E essa aliança em especial expõe um problema grave do campo progressista em se relacionar com as bases. Não que tenha que se chegar no solo sagrado de uma escola de samba com uma cartilha para catequizar a comunidade, mas é importante se fazer presente nos espaços visibilizando as demandas da comunidade, dando apoio à manifestação artística, e, no plano maior, trabalhando pela garantia de direitos a essas populações. A gente tem grandes exemplos de construção comunitária politizada nos espaços do carnaval, como o desfile de 1988 da Unidos de Vila Isabel. Sem patrono, sem dinheiro e sem quadra, a Vila de Martinho e da ex-presidenta Ruça, militante do PCB, viveu uma experiência de construção coletiva quase socialista que promoveu um dos maiores acontecimentos da história do carnaval, o desfile de Kizomba, a Festa da Raça.

Alexandre Ramagem, Jair Bolsonaro e Claudio Castro

Como não existe vácuo na política, em um cenário marcado por ausências, se consolidam alternativas que podem resolver problemas mais rápidos — uma praça, uma rua asfaltada —, ainda que sem identidade política. E, no fim das contas, isso pavimenta o caminho para quem nega a política.
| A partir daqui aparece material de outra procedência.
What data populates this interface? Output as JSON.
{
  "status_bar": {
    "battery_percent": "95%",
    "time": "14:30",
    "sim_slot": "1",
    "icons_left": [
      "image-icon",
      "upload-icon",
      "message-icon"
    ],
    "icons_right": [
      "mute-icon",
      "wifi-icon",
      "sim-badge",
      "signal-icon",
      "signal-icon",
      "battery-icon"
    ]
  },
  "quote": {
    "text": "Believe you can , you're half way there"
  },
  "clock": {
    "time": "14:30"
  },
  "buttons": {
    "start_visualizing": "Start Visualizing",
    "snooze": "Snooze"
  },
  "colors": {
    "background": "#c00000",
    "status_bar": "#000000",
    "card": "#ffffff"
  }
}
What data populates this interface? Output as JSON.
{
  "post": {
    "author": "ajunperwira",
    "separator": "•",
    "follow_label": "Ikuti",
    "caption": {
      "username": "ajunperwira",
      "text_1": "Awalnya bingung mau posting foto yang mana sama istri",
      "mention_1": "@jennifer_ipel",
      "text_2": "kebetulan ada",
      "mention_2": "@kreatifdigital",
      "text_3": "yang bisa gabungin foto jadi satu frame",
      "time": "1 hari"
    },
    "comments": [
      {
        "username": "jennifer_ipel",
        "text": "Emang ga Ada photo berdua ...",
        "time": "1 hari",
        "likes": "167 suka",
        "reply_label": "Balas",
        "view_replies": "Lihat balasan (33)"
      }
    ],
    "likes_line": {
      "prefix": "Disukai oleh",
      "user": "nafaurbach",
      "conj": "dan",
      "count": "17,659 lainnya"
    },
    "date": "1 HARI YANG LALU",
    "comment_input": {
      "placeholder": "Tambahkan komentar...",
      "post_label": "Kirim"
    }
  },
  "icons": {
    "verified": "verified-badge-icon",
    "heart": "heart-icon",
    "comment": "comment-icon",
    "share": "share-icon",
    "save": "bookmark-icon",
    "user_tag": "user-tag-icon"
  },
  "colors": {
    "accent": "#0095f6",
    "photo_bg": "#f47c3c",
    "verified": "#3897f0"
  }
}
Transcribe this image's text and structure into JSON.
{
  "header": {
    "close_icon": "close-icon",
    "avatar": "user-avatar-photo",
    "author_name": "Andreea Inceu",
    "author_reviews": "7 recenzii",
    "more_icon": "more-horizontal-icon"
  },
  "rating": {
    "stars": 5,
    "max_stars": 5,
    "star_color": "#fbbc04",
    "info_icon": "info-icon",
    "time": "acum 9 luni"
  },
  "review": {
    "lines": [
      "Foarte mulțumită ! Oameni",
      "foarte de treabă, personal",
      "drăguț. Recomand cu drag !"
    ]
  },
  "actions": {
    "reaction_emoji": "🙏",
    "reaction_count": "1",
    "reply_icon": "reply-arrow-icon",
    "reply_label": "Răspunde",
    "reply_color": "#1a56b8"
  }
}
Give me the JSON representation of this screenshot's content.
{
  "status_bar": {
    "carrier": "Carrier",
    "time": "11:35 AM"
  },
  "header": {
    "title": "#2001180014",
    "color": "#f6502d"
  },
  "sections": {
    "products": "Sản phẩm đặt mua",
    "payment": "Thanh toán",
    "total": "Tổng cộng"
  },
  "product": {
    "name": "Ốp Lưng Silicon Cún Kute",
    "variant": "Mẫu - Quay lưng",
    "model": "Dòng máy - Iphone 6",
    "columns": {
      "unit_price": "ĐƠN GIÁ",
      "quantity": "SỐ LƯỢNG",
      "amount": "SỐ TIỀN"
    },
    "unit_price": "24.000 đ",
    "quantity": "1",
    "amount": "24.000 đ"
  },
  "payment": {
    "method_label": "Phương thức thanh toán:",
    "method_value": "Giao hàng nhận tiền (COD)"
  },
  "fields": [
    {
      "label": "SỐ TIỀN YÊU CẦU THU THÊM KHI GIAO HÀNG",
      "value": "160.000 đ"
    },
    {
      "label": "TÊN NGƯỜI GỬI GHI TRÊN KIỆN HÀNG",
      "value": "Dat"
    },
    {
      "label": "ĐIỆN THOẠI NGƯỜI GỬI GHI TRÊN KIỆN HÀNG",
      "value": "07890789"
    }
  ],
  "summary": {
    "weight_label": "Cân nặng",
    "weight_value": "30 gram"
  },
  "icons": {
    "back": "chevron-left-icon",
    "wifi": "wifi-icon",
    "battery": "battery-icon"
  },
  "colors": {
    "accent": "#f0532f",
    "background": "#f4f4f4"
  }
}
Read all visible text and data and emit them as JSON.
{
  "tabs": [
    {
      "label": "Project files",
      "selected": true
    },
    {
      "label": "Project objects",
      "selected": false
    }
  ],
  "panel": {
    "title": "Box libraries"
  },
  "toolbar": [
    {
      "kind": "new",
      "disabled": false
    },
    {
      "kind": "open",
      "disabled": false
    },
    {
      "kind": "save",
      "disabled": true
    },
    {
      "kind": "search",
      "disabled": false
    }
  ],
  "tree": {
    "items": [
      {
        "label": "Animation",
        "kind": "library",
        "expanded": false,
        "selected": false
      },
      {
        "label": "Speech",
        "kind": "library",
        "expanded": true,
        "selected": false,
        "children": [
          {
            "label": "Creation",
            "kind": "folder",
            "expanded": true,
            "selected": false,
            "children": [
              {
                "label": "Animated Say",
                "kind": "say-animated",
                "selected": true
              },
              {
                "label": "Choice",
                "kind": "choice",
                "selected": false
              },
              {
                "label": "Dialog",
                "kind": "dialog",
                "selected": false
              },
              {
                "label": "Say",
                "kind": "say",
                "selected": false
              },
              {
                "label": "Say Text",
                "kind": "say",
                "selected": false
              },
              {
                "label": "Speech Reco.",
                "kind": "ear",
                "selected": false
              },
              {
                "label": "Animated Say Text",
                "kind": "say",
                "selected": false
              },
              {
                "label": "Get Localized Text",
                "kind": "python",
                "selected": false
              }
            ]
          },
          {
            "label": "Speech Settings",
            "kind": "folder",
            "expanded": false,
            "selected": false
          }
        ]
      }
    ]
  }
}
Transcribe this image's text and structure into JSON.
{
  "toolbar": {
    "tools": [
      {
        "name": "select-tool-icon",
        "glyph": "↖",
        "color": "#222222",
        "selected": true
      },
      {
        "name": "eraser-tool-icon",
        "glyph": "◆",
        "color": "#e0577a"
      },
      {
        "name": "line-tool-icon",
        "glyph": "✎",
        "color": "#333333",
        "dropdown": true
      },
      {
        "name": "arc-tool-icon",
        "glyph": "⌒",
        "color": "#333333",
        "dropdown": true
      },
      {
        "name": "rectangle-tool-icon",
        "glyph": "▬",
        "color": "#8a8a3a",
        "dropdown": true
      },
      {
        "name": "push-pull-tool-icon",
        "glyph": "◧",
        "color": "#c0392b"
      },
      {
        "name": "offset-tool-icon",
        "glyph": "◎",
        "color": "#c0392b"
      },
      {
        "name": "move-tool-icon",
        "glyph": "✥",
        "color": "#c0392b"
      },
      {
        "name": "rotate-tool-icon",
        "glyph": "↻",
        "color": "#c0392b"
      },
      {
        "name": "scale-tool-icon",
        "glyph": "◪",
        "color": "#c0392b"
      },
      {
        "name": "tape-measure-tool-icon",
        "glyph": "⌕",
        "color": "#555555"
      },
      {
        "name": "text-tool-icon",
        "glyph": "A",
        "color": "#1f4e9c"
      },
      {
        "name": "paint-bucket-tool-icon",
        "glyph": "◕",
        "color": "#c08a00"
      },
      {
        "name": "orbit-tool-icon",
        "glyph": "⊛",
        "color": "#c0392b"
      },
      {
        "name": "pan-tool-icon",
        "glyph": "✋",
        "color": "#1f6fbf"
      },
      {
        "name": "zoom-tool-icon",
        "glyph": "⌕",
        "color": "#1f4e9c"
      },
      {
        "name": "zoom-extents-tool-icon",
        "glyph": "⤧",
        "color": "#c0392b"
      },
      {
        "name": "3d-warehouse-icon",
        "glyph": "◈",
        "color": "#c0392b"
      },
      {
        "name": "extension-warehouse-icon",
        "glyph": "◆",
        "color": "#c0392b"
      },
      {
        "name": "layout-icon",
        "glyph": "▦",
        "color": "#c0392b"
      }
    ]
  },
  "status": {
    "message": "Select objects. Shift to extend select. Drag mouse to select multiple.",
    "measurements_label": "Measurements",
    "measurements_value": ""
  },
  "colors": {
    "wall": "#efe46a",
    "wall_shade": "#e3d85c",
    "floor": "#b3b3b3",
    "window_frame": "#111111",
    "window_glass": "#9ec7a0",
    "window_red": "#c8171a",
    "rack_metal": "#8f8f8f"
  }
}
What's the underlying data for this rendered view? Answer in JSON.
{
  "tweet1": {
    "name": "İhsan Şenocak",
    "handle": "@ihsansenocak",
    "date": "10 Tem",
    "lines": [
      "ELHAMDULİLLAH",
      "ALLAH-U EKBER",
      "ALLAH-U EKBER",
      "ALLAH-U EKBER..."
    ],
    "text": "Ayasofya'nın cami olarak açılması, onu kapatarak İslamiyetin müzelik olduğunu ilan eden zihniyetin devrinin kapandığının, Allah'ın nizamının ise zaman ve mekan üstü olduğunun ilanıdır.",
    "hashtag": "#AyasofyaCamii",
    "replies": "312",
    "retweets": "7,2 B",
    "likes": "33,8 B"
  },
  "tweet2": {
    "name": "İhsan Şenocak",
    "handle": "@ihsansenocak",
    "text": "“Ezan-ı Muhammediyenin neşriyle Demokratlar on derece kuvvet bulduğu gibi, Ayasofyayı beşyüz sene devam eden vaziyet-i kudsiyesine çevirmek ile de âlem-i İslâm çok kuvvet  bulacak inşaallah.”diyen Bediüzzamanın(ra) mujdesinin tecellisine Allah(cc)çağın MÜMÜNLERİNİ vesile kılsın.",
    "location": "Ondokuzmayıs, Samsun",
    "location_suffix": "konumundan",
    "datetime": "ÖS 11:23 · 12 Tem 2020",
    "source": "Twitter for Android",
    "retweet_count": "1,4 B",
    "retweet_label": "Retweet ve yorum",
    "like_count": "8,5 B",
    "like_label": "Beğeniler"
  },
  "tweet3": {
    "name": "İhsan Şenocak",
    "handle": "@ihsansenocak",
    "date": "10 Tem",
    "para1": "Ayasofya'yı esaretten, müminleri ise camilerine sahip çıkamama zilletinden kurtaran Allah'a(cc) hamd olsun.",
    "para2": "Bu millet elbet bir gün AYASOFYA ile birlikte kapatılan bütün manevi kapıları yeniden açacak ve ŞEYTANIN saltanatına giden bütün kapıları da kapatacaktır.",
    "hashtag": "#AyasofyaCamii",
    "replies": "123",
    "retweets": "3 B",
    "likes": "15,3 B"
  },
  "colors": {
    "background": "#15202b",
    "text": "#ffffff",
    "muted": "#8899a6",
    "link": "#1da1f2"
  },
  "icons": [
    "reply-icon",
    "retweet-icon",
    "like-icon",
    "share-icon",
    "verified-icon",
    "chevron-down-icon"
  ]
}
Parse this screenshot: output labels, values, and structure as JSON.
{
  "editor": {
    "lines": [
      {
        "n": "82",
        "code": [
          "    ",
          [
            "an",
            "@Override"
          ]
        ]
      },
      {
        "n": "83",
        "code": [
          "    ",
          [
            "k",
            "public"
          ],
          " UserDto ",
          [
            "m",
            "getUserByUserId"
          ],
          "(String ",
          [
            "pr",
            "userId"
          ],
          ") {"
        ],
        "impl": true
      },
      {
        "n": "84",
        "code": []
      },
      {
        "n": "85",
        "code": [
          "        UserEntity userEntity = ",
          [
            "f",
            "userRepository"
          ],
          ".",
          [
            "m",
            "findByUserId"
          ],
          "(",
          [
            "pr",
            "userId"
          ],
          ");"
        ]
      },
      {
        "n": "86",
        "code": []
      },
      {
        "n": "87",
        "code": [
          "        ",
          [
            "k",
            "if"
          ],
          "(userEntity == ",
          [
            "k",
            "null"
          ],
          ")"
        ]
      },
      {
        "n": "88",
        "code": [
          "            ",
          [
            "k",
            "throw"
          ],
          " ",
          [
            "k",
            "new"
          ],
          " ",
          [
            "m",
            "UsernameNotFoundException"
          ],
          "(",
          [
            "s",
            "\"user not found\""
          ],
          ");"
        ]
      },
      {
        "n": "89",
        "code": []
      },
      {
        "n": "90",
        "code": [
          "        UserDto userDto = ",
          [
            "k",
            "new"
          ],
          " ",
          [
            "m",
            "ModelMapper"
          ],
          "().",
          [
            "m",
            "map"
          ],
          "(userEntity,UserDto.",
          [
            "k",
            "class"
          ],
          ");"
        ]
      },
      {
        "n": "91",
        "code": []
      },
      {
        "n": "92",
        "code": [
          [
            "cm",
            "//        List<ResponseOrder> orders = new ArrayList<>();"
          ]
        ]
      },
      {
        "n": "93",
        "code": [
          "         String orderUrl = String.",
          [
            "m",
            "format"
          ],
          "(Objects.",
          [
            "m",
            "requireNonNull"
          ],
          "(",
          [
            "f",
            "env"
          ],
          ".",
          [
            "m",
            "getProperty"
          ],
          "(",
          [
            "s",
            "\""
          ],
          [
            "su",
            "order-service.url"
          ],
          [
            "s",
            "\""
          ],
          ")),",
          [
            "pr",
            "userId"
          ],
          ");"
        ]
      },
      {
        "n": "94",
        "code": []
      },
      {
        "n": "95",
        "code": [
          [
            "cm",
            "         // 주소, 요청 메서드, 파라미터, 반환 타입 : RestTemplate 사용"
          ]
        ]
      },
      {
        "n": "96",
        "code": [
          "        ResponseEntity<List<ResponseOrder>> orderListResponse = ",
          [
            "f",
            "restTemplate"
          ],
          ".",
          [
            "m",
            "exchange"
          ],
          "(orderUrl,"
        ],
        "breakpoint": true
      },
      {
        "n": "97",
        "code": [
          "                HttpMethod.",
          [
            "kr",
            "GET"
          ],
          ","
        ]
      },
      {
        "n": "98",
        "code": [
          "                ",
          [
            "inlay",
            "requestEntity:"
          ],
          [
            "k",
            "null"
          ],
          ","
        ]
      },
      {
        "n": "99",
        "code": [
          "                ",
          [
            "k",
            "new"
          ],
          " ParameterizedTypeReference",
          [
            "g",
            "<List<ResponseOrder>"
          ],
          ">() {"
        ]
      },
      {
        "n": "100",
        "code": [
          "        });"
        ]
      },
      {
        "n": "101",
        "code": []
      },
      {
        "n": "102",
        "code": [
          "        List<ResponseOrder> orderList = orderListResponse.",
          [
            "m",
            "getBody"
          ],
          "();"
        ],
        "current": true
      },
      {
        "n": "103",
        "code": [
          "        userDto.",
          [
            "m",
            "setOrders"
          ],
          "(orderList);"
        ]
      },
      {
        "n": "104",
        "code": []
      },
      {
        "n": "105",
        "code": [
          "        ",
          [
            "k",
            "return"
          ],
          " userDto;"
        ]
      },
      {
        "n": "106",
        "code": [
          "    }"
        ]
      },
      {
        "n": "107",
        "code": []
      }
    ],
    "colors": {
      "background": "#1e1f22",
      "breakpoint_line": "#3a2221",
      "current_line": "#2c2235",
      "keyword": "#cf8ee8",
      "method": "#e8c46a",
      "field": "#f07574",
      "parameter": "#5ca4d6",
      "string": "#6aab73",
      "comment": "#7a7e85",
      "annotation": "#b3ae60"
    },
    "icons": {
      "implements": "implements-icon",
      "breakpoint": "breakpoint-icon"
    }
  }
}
E nada é por acaso. As escolas de samba vivem um momento de enfraquecimento como espaços de sociabilidade e suas principais “algozes” são as igrejas evangélicas pentecostais e neopentecostais — um dos pilares do bolsonarismo. Essas igrejas fazem a disputa no território e, para impor seu plano de dominação política, impedem que seus fieis frequentem outros espaços de sociabilidade. Tem que escolher: escola de samba ou o rebanho. E a decisão acaba não sendo tão difícil quando a pessoa vê na igreja um espaço em que pode ter o mínimo de garantia de direitos, através das ações sociais religiosas, e um acolhimento que o Estado não proporciona.

Hoje, faltam baianas para desfilar nas escolas de samba. Rodou bastante nas redes sociais uma postagem da sambista Gabi Moreira que desfilou em 14 escolas em 6 dias de desfiles, em quase todas as divisões. O ato de amor ao carnaval expõe essa triste realidade onde não estão mais nas escolas de samba aquelas mulheres que foram passistas, brincaram em ala e foram o grande amor de um mestre-sala, como diria Martinho da Vila.

E é nesse ponto que o ciclo se fecha. Esvaziam-se as escolas de samba, esvazia-se a política, cresce a base que vai dar suporte a Bolsonaro. Ele não estava ali por acaso.

“Oh, Pátria amada, por onde andarás?

Seus filhos já não aguentam mais!

Você que não soube cuidar

Você que negou o amor

Vem aprender na Beija-Flor!”

(Beija-Flor, 2018)

 

*Lucas Rocha é um jornalista que cobre política nacional e América Latina, mestre em Estado, Governo e Políticas Públicas e um apaixonado pesquisador do carnaval.